This just goes to show that people have misplaced priorities.
Well all that goes to show is that the people who you know who are poor are heavy lottery players and that you don't understand logic. It's a stacked sample. That your friends do this doesn't mean that everyone does this.
Why didn't you stop being lazy and just look up some statistics around who plays the lottery. That'd be much better than making up an opinion off of your empirical observations.
What makes it a tax is after all the money is piled into a lump sum governments then take their share out.
It's like all the poor people standing around and gathering up all their money into a pile and then giving all of it to a few or maybe even just one person.
It's a regressive tax and liberals sold it off as a means to pay for education. What it actually does is allow money that used to pay for education to be moved around to something else. It was a rouse when it was first started and it's still one today.
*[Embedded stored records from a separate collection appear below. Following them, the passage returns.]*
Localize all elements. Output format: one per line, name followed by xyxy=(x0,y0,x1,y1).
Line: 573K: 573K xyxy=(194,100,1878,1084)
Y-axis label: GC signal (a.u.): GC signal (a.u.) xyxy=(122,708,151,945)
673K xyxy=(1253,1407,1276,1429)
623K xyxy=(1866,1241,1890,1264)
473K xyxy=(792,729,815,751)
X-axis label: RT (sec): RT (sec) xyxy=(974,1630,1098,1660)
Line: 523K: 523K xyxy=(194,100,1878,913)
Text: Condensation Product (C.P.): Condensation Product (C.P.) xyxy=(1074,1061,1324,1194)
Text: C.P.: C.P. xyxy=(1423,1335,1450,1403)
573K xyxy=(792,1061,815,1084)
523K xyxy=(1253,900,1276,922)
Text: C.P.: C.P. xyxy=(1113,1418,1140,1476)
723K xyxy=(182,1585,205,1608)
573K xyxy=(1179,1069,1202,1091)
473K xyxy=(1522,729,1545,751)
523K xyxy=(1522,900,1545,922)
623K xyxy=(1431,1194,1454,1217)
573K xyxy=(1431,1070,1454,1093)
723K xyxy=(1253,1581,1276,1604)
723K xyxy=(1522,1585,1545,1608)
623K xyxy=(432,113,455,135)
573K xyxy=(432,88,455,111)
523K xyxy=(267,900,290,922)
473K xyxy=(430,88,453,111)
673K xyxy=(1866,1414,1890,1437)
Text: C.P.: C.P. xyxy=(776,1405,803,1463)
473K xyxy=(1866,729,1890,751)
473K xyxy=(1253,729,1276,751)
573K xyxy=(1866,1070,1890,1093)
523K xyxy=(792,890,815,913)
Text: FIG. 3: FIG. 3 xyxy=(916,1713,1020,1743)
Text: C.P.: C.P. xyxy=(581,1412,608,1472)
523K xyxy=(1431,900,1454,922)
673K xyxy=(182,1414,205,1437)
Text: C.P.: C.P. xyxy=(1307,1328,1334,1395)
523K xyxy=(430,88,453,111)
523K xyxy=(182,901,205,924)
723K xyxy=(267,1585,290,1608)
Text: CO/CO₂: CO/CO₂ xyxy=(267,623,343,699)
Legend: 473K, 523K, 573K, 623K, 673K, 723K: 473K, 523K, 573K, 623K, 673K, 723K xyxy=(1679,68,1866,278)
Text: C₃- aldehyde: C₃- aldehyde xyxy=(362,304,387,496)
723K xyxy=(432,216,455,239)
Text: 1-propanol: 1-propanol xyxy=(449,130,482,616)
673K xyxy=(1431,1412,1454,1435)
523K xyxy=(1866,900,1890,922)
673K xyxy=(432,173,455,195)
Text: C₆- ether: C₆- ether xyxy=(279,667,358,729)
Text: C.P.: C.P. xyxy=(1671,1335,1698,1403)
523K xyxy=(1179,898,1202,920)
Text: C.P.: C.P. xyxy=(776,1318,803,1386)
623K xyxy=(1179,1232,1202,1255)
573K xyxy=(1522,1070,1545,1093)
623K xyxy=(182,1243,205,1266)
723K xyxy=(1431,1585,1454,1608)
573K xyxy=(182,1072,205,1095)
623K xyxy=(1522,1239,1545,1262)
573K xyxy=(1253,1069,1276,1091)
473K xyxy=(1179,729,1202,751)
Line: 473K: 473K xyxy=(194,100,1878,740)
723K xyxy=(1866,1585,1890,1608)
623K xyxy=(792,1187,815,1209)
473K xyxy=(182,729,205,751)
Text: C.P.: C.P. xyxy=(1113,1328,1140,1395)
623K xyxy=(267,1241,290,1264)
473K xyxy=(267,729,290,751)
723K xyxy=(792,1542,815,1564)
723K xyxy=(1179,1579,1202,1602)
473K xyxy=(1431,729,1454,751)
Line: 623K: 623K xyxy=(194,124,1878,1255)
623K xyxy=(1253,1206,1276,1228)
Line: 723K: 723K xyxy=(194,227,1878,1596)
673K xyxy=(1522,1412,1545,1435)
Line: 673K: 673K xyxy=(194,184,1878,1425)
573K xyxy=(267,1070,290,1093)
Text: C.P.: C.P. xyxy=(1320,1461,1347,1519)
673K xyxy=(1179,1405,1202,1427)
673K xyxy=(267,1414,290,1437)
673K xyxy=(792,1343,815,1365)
Sure it is. That money is not concentrated all to one person without a tax on it. It has a far higher tax rate than say something you buy at the store and at least you get something when you pay that tax. Hopefully it's something that helps sustain your life and not just some worthless pieces of paper like the N.Y. Times.
The lottery is a tax not so much on the poor, but on those who do not understand mathematics. Following the laws of probability in relation to the amounts being won, a lottery ticket is a bad investment, that is, most of the time. That's precisely why the various lottery commissions make money and the lotteries exist in the first place. However when a lottery pool becomes massive, a purchased ticket might actually be a good investment. It works like this; if a person buys a lottery ticket for $1 and the lottery is a million dollars, and there is less than a million tickets sold, then a $1 ticket is technically a good investment. The math is on the side of the ticket purchaser. It's kind of a ratio thing. I do not know whether this past lottery was a "good investment". But when the pay-out gets really huge, a second factor would be; how much money can a person possibly use?